Wash jars and place them in boiling-water canner.  Fill the jars and canner with water to the top of the jars.  Cover and bring water to a simmer over medium heat, do not boil.  Prepare the two-piece closures.  Wash lids and place in a small saucepan and cover with water.  Heat to just a simmer but do not boil.  Do not heat screw bands.

Place brine ingredients in a large saucepan and bring to a boil, turn down the heat and simmer for 5 minutes.
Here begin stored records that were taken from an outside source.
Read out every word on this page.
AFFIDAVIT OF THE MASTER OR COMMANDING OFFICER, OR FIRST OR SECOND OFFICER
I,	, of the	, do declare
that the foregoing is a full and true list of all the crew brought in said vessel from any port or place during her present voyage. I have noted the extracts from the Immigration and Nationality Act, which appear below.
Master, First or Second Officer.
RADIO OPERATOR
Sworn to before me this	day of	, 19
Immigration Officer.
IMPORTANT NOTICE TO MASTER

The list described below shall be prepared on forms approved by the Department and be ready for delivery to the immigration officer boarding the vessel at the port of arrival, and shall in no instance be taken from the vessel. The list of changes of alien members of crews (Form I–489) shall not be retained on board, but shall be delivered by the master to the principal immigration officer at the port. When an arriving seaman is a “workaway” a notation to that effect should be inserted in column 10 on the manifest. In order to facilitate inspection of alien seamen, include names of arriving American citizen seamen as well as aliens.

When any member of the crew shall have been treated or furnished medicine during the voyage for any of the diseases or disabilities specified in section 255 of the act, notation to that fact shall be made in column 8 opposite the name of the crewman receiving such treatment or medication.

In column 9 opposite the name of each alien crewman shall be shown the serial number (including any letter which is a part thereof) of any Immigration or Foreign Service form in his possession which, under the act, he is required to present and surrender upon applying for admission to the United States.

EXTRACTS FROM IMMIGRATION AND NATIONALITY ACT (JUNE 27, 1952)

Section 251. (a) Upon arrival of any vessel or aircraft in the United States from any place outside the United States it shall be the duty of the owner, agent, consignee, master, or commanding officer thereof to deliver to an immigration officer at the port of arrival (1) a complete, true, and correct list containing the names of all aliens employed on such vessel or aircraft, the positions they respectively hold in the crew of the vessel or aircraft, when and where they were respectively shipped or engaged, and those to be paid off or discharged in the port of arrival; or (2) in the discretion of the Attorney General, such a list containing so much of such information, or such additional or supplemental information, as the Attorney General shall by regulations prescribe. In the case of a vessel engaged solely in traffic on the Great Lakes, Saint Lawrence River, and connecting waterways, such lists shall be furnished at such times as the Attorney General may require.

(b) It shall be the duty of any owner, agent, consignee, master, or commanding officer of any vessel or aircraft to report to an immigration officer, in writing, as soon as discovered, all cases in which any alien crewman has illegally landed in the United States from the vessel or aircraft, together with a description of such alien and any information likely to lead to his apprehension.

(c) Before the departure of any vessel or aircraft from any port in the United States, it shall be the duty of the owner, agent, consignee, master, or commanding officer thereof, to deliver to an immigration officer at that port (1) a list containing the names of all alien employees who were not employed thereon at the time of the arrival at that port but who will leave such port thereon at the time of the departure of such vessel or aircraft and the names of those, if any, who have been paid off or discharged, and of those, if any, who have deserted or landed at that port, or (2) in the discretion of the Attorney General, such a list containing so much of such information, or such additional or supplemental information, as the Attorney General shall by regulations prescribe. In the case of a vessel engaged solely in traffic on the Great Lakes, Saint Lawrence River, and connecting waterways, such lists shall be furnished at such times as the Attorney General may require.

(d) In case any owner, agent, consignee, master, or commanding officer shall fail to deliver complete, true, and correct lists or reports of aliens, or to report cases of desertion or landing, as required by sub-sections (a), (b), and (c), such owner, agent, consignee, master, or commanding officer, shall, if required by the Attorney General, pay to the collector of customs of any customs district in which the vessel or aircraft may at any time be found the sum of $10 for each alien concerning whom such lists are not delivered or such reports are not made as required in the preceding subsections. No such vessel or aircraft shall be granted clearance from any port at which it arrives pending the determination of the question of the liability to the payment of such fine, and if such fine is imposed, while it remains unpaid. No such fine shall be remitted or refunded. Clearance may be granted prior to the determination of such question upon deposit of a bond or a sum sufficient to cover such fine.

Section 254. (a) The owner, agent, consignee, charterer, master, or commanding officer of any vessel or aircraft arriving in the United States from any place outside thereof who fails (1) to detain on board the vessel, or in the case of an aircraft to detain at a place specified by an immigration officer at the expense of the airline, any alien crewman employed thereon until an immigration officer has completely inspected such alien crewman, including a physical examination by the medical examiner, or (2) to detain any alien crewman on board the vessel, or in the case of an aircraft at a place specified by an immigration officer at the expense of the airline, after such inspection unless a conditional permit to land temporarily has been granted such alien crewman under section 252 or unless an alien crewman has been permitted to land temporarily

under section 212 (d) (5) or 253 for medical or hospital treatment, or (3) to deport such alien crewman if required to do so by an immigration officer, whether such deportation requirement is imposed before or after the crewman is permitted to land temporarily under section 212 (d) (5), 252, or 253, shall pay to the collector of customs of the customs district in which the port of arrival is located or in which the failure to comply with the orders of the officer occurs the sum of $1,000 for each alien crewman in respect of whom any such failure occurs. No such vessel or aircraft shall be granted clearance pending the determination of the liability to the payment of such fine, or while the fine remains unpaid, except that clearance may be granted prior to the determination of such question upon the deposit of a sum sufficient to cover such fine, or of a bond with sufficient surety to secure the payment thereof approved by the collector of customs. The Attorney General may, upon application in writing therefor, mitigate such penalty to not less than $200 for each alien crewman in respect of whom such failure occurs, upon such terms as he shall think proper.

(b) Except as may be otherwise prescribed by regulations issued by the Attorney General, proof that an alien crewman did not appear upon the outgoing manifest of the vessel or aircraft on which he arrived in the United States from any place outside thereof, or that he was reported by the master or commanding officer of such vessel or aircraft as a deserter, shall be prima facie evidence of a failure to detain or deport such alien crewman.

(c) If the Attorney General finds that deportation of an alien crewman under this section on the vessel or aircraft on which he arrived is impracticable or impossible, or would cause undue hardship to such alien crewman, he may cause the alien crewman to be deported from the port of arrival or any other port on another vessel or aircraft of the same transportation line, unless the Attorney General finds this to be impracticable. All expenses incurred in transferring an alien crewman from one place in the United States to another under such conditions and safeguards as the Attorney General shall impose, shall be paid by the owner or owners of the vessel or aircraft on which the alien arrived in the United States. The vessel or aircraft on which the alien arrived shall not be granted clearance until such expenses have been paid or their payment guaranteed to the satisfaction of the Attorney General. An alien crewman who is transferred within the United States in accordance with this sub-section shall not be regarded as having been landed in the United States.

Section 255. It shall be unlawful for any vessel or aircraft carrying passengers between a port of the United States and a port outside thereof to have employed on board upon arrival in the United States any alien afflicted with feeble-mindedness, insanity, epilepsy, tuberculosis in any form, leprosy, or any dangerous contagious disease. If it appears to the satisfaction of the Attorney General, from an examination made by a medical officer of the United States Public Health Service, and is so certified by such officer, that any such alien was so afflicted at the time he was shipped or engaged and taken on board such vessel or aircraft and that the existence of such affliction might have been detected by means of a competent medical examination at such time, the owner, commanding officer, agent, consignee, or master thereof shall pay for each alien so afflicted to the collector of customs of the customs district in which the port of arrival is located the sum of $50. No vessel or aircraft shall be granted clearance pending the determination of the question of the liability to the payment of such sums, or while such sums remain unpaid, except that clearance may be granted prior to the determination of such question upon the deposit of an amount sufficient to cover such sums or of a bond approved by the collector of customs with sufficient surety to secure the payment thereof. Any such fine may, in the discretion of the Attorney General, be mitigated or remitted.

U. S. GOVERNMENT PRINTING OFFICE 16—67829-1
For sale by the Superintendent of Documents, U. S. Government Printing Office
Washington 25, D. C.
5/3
Lift the canner jar rack and fix into place on the rim of the canner. Remove one jar at a time from canner and empty hot water back into the canner. Place jar on a cutting board.  Place 1 teaspoon each of yellow mustard seeds, black peppercorn, dill seeds, 1/2 teaspoon red pepper flakes as well as 1 crushed garlic clove and 1 large sprig of fresh dill.  Pack  cucumbers into jar to within a generous 1/2 inch of top of jar.  Place a canning funnel in the jar.  Ladle hot brine into jar leaving 1/2-inch head space.  Remove air bubbles (with a chopstick or similar utensil) and adjust headspace, if necessary, by adding more brine.  Wipe jar rim. Using a magnetic utensil, lift hot lid from water, center it on the  jar and place screw band on jar.  Tighten screw band evenly and firmly just until resistance is met.  Then increase to fingertip tight.  Do not over tighten.  Return jar to canner rack.  Continue filling jars individually until all jars are filled, lower rack into canner and ensure that all jars are covered by 1 inch of water.  Cover canner and bring water to a full boil over high heat.  Process for 15 minutes, starting timer only when water reaches a full boil.

Remove jars from water, and let stand,  undisturbed, at room temperature 24 hours.  To check seals, remove the bands, and press down on the center of each lid.  If the lid doesn’t move, the jar is sealed.  If the lid depresses and pops up again, the jar is not sealed.  In the event that a jar does not seal, simply refrigerate it. Store properly sealed jars in a cool, dark place up to 1 year (date your jars on the bottom with a Sharpie pen)  Refrigerate after opening.